Iran abolishes morality police after months of protests

Wednesday 07th December 2022 05:15 EST

Tehran: Iran has reportedly abolished its morality police, according to a statement from the attorney general that was broadcast on state media. This comes after months of unrest that was sparked by the death of Mahsa Amini, a young woman who was detained by the force for allegedly breaking the nation's strict Islamic dress regulations. According to state media reports, the statement by attorney general Mohammad Javad Montazeri claimed that "the same authorities who installed it abolished the morality police." But he went on to suggest that the judiciary would still enforce restrictions on “social behaviour”. He also indicated that the authorities were reviewing the head scarf regulations. But it was not clear whether the authorities planned to relax the hijab law, which remained in force.

The morality police's main duty was to uphold the laws governing Iran's strict Islamic dress code, which had been put in place following the 1979 Islamic Revolution and had recently been reinvigorated by the nation's new ultraconservative president. The dress code for women became an ideological pillar of the ruling clerical establishment, central to its identity.

Protesters chanted “woman, life, freedom,” tore off their hijabs, burned them in street bonfires and cut their hair in symbolic acts of defiance. University students chanted “Killings after killings, to hell with morality police!” But the protests soon grew to encompass the entire range of discontents with Iran’s ruling establishment, making it unclear whether protesters would be satisfied with this concession.
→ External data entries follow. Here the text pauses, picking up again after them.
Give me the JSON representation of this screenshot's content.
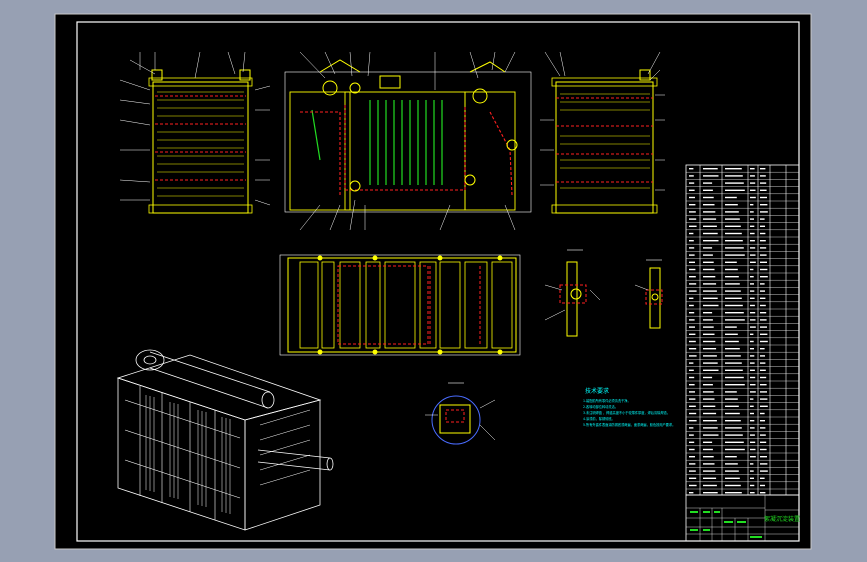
{
  "drawing": {
    "background": "#000000",
    "page_background": "#97A0B3",
    "frame_color": "#FFFFFF"
  },
  "palette": {
    "yellow": "#FFFF00",
    "red": "#FF2020",
    "green": "#22DD22",
    "cyan": "#00FFFF",
    "white": "#FFFFFF",
    "blue": "#4A6CFF"
  },
  "notes": {
    "title": "技术要求",
    "lines": [
      "1.装配前所有零件必须清洗干净。",
      "2.各转动部位转动灵活。",
      "3.未注明焊缝 ，焊缝高度不小于较薄件厚度，焊后清除焊渣。",
      "4.涂漆前，除锈彻底。",
      "5.所有外露件表面涂防锈底漆两遍，面漆两遍，颜色按用户要求。"
    ]
  },
  "title_block": {
    "drawing_name": "絮凝沉淀装置"
  },
  "icons": [
    "isometric-machine-icon"
  ]
}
The morality police were subject to sanctions from the US in September. A crackdown by security forces in response to the protest movement has resulted in hundreds of deaths, and the government has threatened severe penalties for dissent, including executions. Rights groups say that at least 300 people have been killed since the protests began, including 50 minors, and the United Nations has said that some 14,000 people have been arrested.